The farming, manufacturing and trade economies in Europe, the Middle East and Far East were pushing civilization along. There were starts and stops and jerks along the way, but century after century, farming, manufacturing and trade allowed cities to develop where commerce, industry, arts, science and innovation grew. About that time Columbus stumbled into the continents between Europe and India - he didn’t know what he was doing or what he’d found, or he wouldn’t have called the people ‘Indians’. They had their own names for who they were. More than a hundred years later the English landed on an American shore far north of where the Spanish had been running rough shod over the people and land looting for gold.
Those English had to deal with a landscape unlike any they had ever seen before, solid forest. People are like the other walk-around critters, we don’t usually like the deep dark forest. We have long standing mythology about deep, dark, scary forests and the evils there, like Hansel and Gretel found. We like the openings and the edges of the forest where the sunlight reaches the ground and plants we can eat grow. We like to see around us in case something may be coming to eat us. Forest near-by is ok, but on the edge and in the openings is where we want to be, not deep within.
Unlike other critters, beavers and people can cut trees to make forest openings where food crops can grow and we can use the wood for fuel and housebuilding. That’s what we did.
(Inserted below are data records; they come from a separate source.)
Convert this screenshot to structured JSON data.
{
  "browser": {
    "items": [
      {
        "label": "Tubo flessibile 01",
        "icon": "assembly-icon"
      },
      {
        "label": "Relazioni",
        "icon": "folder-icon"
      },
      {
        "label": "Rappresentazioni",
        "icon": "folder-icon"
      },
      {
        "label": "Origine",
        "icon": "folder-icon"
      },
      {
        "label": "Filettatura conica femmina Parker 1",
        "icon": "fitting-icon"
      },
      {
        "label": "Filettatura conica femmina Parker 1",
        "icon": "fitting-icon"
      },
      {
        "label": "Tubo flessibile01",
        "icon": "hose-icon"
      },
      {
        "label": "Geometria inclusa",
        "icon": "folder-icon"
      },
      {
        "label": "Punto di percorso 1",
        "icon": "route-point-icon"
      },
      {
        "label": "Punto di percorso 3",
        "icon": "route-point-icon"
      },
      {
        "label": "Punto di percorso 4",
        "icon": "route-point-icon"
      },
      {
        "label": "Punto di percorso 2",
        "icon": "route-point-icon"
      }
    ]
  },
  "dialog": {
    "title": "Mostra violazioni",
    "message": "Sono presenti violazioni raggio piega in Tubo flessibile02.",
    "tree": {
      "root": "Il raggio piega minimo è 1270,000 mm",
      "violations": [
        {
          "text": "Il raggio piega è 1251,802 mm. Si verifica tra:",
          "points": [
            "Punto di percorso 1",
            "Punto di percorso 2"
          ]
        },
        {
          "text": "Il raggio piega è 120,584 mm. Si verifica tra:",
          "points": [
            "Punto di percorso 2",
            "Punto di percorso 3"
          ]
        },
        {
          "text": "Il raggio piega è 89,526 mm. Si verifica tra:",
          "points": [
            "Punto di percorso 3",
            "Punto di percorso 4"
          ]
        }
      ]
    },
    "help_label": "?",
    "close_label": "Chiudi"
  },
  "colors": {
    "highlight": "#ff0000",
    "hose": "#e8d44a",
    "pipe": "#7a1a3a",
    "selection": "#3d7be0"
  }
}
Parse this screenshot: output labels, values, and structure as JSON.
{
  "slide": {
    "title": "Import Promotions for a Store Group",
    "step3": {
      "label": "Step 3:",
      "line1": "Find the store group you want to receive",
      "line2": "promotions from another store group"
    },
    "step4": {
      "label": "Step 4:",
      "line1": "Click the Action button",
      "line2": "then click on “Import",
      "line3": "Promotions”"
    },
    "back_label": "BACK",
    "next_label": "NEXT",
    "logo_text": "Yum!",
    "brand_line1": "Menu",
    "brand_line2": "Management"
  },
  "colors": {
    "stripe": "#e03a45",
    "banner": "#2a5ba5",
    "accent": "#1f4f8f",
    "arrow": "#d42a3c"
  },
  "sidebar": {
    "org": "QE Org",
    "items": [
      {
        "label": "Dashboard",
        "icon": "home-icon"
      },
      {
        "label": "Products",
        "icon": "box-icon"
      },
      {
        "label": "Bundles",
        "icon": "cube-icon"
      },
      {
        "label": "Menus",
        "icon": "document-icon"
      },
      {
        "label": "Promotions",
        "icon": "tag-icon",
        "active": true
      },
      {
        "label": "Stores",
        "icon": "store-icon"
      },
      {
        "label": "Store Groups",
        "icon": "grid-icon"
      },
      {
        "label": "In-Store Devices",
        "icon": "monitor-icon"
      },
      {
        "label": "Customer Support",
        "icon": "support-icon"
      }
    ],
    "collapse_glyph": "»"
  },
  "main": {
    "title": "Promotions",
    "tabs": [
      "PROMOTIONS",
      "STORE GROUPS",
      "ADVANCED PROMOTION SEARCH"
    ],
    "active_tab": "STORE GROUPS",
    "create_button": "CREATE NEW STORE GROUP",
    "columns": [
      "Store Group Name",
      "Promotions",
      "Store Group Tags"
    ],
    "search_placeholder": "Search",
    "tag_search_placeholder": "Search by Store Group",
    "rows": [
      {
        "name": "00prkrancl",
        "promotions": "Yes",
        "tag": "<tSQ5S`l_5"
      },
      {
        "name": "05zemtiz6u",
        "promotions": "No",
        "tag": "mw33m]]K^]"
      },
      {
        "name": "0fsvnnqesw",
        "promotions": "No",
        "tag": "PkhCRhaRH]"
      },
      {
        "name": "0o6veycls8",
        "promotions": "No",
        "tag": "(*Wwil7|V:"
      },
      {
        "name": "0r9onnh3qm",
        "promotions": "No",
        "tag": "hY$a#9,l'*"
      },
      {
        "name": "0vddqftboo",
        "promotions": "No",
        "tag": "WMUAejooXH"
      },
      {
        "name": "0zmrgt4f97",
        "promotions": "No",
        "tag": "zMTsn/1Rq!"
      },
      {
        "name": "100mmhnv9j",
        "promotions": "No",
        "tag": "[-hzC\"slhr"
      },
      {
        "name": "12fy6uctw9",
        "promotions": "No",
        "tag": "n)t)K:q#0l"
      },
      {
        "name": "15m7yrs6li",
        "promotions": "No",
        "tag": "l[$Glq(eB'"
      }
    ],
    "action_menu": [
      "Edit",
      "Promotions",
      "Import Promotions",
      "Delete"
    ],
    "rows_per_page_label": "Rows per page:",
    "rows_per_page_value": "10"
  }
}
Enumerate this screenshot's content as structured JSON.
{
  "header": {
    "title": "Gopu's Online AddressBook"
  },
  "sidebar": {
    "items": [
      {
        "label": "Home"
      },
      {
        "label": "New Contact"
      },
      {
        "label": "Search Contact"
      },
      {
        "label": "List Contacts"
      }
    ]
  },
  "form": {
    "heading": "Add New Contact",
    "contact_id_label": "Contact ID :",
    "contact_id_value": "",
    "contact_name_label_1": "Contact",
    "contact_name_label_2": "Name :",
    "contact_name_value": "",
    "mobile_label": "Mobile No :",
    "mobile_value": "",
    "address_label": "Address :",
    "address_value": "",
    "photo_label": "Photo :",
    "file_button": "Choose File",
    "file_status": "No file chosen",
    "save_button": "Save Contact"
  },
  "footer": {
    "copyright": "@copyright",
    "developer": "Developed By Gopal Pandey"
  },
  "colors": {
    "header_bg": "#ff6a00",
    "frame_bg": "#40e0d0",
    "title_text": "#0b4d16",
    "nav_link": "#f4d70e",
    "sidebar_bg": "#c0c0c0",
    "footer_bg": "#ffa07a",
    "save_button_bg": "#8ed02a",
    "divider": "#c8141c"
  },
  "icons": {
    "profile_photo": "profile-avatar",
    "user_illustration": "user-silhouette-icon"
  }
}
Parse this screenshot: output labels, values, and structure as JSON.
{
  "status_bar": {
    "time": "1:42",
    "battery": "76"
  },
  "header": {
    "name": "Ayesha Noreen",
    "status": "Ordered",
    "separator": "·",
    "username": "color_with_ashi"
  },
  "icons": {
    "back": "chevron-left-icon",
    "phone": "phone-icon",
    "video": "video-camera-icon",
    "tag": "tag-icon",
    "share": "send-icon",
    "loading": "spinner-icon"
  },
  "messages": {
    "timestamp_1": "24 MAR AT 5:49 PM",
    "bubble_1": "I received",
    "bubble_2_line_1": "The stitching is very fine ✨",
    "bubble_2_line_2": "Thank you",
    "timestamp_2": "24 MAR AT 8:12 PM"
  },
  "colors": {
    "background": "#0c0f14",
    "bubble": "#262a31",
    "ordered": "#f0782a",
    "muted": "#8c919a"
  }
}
It didn’t take too long for the New Englanders to realize the forests they were clearing to plant corn and pumpkins had some great wood that Europeans would pay to get, especially the white pine trees. White pine trees didn’t grow in Europe, it began to dawn on American forest cutters that this wood was far superior to European wood for many uses. These Americans-to-be could trade this superior wood for things they wanted from the “mother land,” and other “mothers-lands”.